In solidarity with our DACA students and employees

The latest reflection organized by Assistant to the President for Mission Integration Catherine Punsalan-Manlimos:

It was with relief and surprise that many received the news of the Supreme Court decision to block the Trump administration’s precipitous attempt to end DACA (Deferred Action for Childhood Arrivals). DACA recipients and their allies throughout the country who have been living in fear and uncertainty for the past three years, including here at our own university, can breathe a momentary sigh of relief.

University of Detroit Mercy is proud of its DACA students and the many contributions that they make to our community. DACA recipients who graduated from Detroit Mercy are currently working as EMTs, teachers, attorneys, and more. One of our recent graduates from the College of Health Professions/McAuley School of Nursing has been serving on the health care front lines at Henry Ford Hospital. She works tirelessly to ensure that each patient is well cared for, and she accompanies patients when family is not able to do so.

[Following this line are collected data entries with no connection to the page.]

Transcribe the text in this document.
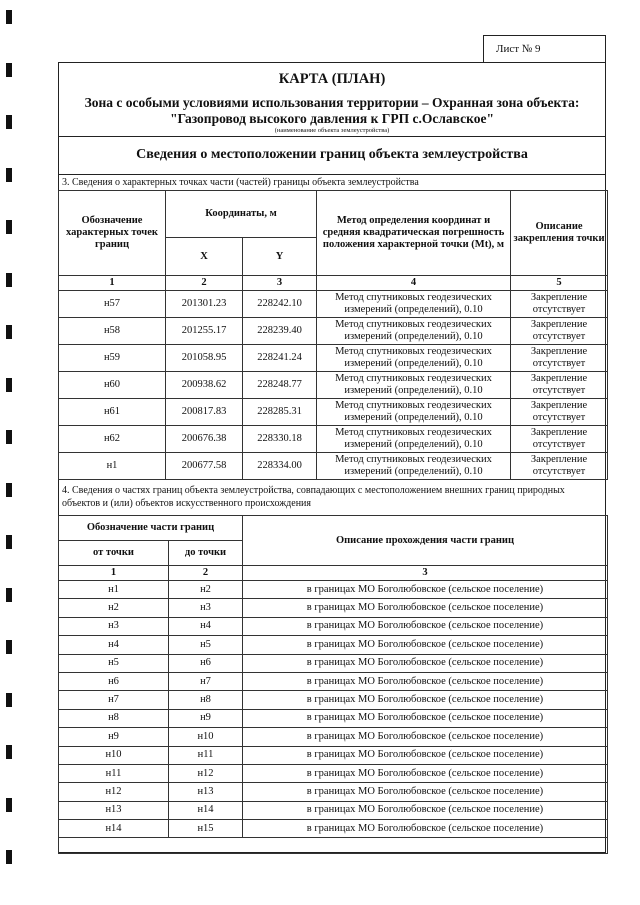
Лист № 9
КАРТА (ПЛАН)
Зона с особыми условиями использования территории – Охранная зона объекта:
"Газопровод высокого давления к ГРП с.Ославское"
(наименование объекта землеустройства)
Сведения о местоположении границ объекта землеустройства
3. Сведения о характерных точках части (частей) границы объекта землеустройства
Обозначение характерных точек границ	Координаты, м		Метод определения координат и средняя квадратическая погрешность положения характерной точки (Mt), м	Описание закрепления точки
	X	Y		
1	2	3	4	5
н57	201301.23	228242.10	Метод спутниковых геодезических измерений (определений), 0.10	Закрепление отсутствует
н58	201255.17	228239.40	Метод спутниковых геодезических измерений (определений), 0.10	Закрепление отсутствует
н59	201058.95	228241.24	Метод спутниковых геодезических измерений (определений), 0.10	Закрепление отсутствует
н60	200938.62	228248.77	Метод спутниковых геодезических измерений (определений), 0.10	Закрепление отсутствует
н61	200817.83	228285.31	Метод спутниковых геодезических измерений (определений), 0.10	Закрепление отсутствует
н62	200676.38	228330.18	Метод спутниковых геодезических измерений (определений), 0.10	Закрепление отсутствует
н1	200677.58	228334.00	Метод спутниковых геодезических измерений (определений), 0.10	Закрепление отсутствует
4. Сведения о частях границ объекта землеустройства, совпадающих с местоположением внешних границ природных объектов и (или) объектов искусственного происхождения
Обозначение части границ		Описание прохождения части границ
от точки	до точки	
1	2	3
н1	н2	в границах МО Боголюбовское (сельское поселение)
н2	н3	в границах МО Боголюбовское (сельское поселение)
н3	н4	в границах МО Боголюбовское (сельское поселение)
н4	н5	в границах МО Боголюбовское (сельское поселение)
н5	н6	в границах МО Боголюбовское (сельское поселение)
н6	н7	в границах МО Боголюбовское (сельское поселение)
н7	н8	в границах МО Боголюбовское (сельское поселение)
н8	н9	в границах МО Боголюбовское (сельское поселение)
н9	н10	в границах МО Боголюбовское (сельское поселение)
н10	н11	в границах МО Боголюбовское (сельское поселение)
н11	н12	в границах МО Боголюбовское (сельское поселение)
н12	н13	в границах МО Боголюбовское (сельское поселение)
н13	н14	в границах МО Боголюбовское (сельское поселение)
н14	н15	в границах МО Боголюбовское (сельское поселение)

It is important to remember that, along with concern for the well-being of our own DACA students and employees, as a Catholic university in the Jesuit and Mercy traditions we are called to “continue to accompany” DACA recipients and their families. Catholic Social Teaching upholds the dignity of every person, seeks the common good, and promotes a living faith that works for justice. The Sisters of Mercy consider immigration one of their Critical Concerns and are committed to “work for just and humane immigration laws,” recognizing the economic and social conditions that push many to flee their homes in search of a better and safer life for their families. The Association of Jesuit Colleges and Universities’ statement regarding the June 18ruling declares unequivocally that “our work to protect DACA recipients is not finished. We remain committed to working with Congress and seek continued leadership from our Jesuit-educated alumni who serve in the House and Senate to do what is right and just: to vote for a clean DREAM Act.”

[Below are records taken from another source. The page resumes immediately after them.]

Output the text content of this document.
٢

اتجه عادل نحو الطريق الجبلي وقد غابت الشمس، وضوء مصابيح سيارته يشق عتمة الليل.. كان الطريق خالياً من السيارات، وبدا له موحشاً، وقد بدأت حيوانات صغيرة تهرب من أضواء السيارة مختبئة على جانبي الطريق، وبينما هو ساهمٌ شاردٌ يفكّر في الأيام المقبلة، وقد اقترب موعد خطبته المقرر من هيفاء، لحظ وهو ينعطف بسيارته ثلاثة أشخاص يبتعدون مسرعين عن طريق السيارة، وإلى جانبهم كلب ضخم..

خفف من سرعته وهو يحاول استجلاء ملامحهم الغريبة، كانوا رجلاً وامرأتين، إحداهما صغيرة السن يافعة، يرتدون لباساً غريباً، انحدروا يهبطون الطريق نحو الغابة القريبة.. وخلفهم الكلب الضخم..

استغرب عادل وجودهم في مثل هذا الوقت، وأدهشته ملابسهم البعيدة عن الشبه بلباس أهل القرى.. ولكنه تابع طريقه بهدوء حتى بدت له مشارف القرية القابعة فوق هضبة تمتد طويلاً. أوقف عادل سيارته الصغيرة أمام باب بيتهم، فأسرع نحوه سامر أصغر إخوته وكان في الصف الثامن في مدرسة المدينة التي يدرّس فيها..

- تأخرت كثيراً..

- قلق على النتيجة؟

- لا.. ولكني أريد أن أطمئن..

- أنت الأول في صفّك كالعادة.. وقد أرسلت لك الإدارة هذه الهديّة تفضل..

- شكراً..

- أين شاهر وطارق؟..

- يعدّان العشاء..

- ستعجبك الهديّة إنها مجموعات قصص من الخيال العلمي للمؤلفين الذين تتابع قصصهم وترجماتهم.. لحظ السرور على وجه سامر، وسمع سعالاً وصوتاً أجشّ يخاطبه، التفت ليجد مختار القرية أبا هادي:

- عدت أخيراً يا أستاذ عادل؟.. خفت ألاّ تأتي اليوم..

There is a long and rich body of teachings from the Catholic social tradition, including the contributions of the Sisters of Mercy and the Society of Jesus, for us to explore as a university to ground our commitment to be in solidarity with immigrants who join our community. The links above are only examples of statements and teaching guides that come from this tradition. The Office of Mission Integration looks forward to sharing more of these resources in the new academic year.